The answer is, it depends. First, to be able to claim your deposit (or any part of it) there is a specific notice that the Landlord has to provide you within a fixed period of time. If they don't they may not claim against your deposit. There are also specific requirements about how a landlord is required to hold your deposit (which are frequently violated). It is not unusual for Landlords to come up with justifications for deposit retention. On the bright side, a Tenant may recover attorneys fees from a landlord if the Tenant is successful. I would suggest you talk to a lawyer as many will handle this on a contingency basis if the case looks good.

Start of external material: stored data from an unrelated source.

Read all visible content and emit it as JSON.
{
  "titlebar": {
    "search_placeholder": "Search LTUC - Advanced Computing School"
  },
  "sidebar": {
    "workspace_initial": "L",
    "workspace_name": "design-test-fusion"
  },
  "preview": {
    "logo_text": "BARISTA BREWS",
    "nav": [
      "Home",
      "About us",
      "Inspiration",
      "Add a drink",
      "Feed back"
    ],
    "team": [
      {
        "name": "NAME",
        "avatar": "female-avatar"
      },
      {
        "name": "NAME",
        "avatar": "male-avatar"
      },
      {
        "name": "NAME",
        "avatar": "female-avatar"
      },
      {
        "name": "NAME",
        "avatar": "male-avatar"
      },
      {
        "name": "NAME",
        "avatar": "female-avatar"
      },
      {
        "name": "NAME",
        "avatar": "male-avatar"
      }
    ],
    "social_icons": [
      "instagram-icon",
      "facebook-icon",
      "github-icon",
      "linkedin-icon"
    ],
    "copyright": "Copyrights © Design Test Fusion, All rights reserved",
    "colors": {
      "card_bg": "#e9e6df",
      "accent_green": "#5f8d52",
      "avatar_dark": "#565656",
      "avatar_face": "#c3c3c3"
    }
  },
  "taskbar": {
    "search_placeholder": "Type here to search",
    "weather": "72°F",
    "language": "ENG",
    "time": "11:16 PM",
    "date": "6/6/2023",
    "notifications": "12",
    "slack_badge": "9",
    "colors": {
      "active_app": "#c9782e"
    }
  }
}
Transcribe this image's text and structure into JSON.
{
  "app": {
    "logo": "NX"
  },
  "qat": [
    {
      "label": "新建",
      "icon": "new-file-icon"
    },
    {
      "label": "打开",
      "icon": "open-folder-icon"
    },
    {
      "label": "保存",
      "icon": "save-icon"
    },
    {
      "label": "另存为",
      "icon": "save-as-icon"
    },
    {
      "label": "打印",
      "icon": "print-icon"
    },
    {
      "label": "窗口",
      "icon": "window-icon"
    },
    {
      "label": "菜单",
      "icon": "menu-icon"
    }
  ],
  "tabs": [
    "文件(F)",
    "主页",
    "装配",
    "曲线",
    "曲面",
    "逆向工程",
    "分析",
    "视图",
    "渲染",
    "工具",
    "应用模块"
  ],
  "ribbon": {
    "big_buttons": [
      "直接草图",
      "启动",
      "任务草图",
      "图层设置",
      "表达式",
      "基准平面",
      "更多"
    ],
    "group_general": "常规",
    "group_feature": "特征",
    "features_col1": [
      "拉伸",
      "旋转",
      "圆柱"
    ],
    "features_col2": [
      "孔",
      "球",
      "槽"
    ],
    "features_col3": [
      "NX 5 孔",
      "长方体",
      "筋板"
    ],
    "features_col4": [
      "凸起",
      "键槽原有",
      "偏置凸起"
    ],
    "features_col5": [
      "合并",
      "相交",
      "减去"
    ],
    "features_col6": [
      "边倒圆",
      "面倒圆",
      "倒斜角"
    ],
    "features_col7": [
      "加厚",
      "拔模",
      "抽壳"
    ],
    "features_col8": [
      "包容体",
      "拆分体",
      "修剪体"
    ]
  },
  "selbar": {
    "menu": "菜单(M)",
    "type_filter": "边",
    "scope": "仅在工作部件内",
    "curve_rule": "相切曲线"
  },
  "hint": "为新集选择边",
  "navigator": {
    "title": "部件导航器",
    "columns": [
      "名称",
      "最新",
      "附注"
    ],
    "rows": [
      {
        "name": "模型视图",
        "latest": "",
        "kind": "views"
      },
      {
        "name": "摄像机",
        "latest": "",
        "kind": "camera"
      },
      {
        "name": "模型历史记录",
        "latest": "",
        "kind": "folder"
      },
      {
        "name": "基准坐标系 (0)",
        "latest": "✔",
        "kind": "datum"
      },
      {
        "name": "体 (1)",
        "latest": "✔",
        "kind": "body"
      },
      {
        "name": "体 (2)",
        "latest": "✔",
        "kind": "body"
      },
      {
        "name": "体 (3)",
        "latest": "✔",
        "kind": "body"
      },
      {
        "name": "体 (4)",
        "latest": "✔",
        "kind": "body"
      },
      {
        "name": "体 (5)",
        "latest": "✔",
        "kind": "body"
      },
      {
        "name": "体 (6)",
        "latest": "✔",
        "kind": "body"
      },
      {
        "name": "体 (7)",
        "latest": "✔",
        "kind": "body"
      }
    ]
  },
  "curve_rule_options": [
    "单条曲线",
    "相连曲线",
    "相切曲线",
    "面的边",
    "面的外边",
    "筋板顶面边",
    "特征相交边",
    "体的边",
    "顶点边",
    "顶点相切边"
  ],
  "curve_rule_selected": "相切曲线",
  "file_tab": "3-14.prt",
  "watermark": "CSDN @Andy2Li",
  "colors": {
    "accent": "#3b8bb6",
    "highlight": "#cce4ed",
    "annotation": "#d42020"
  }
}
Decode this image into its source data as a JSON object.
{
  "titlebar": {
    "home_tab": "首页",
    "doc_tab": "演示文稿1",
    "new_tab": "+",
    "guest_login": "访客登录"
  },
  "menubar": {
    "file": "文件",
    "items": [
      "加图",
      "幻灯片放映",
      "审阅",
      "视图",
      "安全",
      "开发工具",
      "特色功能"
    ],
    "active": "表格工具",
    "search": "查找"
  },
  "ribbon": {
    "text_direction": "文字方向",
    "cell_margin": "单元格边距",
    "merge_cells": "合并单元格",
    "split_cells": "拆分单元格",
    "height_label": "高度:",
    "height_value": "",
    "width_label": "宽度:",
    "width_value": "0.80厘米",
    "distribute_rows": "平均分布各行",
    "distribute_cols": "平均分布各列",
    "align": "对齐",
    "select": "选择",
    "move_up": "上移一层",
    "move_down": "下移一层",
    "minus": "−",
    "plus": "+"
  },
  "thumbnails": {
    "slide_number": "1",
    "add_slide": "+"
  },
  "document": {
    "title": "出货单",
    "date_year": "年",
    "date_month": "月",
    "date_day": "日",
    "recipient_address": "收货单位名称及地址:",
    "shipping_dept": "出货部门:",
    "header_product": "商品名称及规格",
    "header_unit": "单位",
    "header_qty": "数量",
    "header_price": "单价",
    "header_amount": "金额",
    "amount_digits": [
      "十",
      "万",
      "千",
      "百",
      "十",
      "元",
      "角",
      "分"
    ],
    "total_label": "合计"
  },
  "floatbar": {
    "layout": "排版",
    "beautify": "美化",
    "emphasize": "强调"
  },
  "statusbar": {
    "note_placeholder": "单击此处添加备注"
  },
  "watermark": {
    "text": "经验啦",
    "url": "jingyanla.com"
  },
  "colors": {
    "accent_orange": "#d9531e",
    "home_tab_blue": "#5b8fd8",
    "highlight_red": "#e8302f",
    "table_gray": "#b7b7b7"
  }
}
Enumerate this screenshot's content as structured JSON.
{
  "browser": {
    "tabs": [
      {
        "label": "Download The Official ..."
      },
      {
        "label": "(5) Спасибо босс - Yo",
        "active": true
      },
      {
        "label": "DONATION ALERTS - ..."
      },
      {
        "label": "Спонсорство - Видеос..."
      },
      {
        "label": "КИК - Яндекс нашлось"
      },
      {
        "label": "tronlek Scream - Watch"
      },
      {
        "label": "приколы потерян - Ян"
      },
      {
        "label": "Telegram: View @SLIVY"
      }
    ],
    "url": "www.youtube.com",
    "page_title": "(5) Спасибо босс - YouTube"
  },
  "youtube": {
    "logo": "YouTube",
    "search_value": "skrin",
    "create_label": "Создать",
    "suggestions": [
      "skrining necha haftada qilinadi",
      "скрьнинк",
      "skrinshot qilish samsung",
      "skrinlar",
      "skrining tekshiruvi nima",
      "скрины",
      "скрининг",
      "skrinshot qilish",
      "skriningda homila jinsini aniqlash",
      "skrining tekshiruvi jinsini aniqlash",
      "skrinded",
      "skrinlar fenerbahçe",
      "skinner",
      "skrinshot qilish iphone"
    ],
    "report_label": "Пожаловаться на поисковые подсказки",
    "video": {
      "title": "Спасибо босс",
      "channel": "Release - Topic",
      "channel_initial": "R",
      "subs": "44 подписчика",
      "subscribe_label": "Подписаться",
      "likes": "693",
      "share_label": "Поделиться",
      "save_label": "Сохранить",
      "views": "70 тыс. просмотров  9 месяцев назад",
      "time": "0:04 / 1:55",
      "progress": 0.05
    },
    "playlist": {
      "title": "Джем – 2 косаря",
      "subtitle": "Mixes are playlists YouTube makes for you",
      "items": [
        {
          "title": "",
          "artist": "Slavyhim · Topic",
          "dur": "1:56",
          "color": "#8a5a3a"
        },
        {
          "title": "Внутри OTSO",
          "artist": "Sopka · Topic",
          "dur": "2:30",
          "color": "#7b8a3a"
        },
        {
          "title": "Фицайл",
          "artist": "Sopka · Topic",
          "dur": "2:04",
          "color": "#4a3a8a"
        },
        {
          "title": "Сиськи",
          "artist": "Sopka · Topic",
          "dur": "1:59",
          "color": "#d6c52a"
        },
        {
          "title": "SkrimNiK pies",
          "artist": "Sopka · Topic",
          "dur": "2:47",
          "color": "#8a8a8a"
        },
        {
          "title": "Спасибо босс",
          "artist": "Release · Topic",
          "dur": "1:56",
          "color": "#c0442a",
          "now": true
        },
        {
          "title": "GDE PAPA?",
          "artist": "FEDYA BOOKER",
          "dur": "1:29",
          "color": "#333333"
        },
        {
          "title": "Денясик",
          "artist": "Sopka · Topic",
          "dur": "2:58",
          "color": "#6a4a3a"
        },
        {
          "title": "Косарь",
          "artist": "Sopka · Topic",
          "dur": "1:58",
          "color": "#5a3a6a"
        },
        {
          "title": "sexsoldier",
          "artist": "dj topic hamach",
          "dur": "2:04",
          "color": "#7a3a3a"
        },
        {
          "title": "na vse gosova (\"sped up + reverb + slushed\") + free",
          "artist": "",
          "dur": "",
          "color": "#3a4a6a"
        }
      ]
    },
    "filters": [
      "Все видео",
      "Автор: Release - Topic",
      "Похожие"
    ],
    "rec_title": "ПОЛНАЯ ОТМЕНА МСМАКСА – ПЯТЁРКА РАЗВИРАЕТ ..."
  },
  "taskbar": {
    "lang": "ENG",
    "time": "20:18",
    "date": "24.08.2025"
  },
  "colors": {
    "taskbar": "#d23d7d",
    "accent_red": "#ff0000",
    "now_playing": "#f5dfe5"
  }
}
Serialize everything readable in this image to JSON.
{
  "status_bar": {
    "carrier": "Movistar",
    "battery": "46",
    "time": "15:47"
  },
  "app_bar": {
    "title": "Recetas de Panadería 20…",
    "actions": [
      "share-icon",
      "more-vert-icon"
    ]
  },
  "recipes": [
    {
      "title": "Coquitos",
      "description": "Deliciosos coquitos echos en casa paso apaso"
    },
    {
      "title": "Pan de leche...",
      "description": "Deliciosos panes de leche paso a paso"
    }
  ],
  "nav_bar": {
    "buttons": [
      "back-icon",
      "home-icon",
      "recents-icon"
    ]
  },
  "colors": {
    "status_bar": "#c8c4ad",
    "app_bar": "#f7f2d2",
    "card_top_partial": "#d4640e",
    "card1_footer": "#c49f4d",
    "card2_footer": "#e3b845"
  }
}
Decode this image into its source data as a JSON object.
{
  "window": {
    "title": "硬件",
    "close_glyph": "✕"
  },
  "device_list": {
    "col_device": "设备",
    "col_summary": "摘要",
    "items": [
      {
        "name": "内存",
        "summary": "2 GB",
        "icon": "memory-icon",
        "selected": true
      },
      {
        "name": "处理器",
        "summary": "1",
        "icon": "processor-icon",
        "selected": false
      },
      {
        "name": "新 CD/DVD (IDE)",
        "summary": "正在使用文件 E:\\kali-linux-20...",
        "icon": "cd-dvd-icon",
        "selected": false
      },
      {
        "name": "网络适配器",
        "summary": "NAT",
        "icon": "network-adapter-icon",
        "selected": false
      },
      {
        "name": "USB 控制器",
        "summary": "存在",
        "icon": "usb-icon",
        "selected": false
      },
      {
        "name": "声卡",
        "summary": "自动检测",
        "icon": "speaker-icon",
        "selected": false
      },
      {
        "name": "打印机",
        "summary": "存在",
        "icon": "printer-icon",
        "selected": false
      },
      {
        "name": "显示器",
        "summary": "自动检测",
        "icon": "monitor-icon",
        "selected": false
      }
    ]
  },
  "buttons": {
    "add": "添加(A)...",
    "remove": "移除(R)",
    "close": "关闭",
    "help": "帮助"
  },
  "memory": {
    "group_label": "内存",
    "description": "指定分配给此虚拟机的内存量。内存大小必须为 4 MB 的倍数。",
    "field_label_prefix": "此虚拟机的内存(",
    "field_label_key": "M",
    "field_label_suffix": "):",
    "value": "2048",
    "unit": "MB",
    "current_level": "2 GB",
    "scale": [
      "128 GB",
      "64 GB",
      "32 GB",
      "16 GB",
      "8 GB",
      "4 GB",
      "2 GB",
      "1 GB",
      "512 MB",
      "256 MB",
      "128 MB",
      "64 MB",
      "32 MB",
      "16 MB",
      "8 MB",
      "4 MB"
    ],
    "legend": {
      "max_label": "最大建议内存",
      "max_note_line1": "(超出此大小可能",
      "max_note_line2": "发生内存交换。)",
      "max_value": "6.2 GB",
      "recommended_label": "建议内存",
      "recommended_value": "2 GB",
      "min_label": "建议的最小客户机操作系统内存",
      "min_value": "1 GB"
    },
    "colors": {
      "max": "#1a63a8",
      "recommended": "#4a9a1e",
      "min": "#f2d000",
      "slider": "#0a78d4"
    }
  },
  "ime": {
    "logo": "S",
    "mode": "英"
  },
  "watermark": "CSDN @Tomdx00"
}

First and foremost, did you receive a letter via certified mail from the Landlord about the claim against your security deposit? If, after you vacated, you provided the Landlord with a forwarding address, the Landlord has 30 days to send you a letter via certified mail regarding the claim against your deposit. Failure to comply with this requirement will mean that you get all of your deposit back. This doesn't, however, mean the Landlord can't come after the alleged damages through a small claims action against you. If you received the letter mentioned above, you have 15 days in which to dispute the charges IN WRITING back to the Landlord.
There are a number of requirements under Florida law for a landlord to keep your security deposit. Take a look at the florida statute 83.49. You can contest your landlords claim to the security deposit and recover your attorneys fees for doing so.